The goal of concept erasure (Elazar and Goldberg, 2018; Ravfogel et al., 2020; Belrose et al., 2023) is to remove unnecessary biases in the embeddings generated by LLM and in the subsequently generated text. This goal is motivated by the fairness goal: preventing protected attributes from having a causal impact on text generation.

5. Conclusion

We support model editing as an attractive task with clear baselines and expected results.
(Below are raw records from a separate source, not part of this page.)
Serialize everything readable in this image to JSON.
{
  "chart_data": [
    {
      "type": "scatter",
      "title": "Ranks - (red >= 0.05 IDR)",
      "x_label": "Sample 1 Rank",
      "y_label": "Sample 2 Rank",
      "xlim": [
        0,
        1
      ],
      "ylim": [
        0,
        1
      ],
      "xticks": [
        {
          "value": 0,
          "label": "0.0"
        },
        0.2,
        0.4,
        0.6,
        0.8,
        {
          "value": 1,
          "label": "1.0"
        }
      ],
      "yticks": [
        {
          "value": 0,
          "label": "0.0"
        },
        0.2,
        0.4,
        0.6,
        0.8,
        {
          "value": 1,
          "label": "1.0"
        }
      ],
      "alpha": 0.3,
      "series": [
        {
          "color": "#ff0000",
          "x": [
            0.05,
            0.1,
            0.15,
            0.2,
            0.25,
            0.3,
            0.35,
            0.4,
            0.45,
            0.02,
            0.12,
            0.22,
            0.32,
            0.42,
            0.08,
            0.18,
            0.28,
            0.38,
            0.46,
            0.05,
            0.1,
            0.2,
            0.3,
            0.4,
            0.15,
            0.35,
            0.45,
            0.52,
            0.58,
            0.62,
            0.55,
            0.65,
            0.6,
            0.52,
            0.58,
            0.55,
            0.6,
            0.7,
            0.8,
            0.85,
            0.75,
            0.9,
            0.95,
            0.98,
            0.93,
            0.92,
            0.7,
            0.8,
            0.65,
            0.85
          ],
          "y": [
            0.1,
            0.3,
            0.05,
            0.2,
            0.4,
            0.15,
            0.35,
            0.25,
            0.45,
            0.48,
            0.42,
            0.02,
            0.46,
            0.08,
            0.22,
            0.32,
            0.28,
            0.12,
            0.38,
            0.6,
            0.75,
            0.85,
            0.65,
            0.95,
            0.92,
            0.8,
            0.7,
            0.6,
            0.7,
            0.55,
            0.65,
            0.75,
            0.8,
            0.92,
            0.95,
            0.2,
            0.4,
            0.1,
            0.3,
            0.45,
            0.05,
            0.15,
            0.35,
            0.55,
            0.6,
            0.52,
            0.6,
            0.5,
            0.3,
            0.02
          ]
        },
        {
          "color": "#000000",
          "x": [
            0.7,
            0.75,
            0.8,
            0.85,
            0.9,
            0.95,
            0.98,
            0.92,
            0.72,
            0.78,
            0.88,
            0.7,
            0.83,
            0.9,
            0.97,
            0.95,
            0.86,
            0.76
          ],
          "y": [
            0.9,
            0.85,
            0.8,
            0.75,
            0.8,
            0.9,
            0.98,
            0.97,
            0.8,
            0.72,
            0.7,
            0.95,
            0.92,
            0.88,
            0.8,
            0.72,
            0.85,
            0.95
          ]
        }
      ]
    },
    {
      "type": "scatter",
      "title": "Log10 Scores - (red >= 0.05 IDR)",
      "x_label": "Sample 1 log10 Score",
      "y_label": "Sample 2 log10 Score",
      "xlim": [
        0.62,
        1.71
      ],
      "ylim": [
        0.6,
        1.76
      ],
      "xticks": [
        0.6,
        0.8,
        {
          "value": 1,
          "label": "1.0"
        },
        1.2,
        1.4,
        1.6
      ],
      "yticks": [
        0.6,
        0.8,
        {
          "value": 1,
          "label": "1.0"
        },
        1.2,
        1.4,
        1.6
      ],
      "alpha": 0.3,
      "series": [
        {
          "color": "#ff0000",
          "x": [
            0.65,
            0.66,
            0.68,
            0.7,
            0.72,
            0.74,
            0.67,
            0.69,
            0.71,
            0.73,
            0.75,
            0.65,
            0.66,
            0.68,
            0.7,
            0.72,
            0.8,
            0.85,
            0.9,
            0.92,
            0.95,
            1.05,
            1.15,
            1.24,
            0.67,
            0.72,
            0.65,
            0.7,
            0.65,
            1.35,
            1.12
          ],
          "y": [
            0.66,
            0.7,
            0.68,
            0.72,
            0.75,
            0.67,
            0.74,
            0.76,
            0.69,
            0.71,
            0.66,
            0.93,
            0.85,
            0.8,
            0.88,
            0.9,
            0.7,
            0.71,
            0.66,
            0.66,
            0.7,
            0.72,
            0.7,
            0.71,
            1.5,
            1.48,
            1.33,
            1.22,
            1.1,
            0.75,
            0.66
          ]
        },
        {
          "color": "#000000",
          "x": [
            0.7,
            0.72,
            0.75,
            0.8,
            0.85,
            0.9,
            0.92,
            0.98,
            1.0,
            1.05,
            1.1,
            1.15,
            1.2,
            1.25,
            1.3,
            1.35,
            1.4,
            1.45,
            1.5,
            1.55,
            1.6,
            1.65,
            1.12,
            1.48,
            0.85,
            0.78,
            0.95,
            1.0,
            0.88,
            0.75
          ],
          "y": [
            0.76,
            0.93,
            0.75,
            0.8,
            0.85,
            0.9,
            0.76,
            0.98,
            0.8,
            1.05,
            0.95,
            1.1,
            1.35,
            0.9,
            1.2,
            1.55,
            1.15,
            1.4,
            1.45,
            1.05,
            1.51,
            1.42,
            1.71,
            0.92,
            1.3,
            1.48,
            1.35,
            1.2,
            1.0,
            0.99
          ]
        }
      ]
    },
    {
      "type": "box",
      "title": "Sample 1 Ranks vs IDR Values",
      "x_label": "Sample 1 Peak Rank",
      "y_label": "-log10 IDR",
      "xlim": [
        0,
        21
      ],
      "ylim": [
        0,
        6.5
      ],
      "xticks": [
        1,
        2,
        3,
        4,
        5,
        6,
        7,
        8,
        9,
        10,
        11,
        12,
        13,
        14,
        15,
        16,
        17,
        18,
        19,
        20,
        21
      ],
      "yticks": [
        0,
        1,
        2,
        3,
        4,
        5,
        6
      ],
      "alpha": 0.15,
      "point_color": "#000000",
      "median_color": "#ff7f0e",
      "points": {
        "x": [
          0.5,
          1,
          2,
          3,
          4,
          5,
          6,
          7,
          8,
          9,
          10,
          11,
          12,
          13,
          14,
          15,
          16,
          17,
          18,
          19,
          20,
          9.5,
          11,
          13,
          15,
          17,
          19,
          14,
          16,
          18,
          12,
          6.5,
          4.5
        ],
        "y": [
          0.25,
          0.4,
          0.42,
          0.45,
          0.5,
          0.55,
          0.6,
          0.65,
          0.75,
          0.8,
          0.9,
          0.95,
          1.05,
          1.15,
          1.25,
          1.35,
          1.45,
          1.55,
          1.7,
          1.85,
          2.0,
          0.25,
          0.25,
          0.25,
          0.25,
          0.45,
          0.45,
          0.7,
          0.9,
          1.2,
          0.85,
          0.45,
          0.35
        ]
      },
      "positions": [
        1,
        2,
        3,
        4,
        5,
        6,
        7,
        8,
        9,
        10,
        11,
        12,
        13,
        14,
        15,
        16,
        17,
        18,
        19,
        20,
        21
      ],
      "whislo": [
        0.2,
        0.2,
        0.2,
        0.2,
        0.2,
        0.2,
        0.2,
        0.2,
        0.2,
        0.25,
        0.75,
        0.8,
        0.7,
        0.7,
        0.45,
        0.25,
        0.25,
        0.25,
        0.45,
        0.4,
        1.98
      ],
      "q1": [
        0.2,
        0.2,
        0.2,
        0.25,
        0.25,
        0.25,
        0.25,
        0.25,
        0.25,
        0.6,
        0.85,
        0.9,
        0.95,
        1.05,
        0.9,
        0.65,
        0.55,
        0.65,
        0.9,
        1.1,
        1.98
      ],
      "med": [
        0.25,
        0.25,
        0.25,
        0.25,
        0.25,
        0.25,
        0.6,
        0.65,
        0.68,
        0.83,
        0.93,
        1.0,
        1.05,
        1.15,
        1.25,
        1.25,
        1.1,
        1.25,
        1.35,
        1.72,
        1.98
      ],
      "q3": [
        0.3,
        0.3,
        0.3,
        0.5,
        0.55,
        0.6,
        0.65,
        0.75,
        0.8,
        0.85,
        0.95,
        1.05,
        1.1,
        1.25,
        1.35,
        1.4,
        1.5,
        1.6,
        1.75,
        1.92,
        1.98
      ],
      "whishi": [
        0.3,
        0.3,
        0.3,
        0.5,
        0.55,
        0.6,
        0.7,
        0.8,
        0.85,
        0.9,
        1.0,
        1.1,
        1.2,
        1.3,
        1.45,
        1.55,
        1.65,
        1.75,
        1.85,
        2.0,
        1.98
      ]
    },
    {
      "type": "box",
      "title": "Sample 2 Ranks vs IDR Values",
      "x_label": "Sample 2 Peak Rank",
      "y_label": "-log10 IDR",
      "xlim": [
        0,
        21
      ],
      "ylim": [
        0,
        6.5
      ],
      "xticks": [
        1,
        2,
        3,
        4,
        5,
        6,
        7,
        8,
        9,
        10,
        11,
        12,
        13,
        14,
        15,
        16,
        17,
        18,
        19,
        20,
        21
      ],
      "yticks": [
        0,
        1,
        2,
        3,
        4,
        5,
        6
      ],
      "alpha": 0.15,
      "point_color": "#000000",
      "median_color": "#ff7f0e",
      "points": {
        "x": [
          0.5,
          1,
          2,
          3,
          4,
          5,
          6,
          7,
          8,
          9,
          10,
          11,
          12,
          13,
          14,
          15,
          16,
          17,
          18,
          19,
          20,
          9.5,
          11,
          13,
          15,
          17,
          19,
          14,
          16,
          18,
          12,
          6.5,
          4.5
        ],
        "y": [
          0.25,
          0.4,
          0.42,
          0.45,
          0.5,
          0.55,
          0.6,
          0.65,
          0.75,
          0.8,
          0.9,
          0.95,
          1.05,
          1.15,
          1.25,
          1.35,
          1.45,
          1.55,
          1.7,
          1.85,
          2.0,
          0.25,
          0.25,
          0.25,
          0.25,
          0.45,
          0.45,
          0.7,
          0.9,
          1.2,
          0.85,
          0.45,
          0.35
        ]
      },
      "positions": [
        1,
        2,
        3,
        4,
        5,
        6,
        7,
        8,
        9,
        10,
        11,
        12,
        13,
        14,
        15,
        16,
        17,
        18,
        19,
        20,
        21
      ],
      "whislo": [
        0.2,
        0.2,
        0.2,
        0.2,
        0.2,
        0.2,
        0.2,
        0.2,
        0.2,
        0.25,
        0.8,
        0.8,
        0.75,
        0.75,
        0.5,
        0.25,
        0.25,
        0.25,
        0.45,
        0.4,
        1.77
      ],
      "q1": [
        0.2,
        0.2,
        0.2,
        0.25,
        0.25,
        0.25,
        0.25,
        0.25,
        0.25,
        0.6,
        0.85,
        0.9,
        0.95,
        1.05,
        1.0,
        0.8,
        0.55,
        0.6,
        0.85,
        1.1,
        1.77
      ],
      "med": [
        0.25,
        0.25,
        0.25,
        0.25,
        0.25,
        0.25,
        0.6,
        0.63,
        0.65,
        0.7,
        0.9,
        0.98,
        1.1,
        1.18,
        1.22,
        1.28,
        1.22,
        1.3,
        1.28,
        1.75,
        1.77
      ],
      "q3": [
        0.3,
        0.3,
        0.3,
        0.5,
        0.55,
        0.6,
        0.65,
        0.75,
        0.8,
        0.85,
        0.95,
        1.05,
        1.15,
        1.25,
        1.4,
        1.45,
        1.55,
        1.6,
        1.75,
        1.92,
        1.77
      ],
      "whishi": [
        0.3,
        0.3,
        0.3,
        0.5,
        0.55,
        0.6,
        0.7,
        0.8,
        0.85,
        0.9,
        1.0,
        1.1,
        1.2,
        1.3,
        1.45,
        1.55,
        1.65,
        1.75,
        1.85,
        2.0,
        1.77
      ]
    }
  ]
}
However, in current practice, this leads to unrealistic expectations that require us to address the problem of LLM illusion, which leads to some potential hazards, namely that LLM may be used for tasks that are not actually within the scope of LLM’s capabilities. .
We advocate the use of retrieval enhancement methods, as well as other structural and post hoc methods, to achieve stated large-scale goals while ceding the benefits of editing to “safer” applications such as model interpretability and robustness checking.

References

[1] Anton Sinitsin, Vsevolod Plokhotnyuk, Dmitry Pyrkin, Sergei Popov, and Artem Babenko. 2020. Editable neural networks. In International Conference on Learning Representations.

[2] Kevin Meng, David Bau, Alex Andonian, and Yonatan Belinkov. 2022. Locating and editing factual associations in gpt. Advances in Neural Information Processing Systems, 35:17359–17372.

[3] Nicola De Cao, Wilker Aziz, and Ivan Titov. 2021. Editing factual knowledge in language models. In Proceedings of the 2021 Conference on Empirical Methods in Natural Language Processing, pages 64916506, Online and Punta Cana, Dominican Republic. Association for Computational Linguistics.

[4] Roger Ratcliff. 1990. Connectionist models of recognition memory: constraints imposed by learning and forgetting functions. Psychological review, 97(2):285.

[5] Eric Mitchell, Charles Lin, Antoine Bosselut, Chelsea Finn, and Christopher D. Manning. 2022. Fast model editing at scale. In ICLR.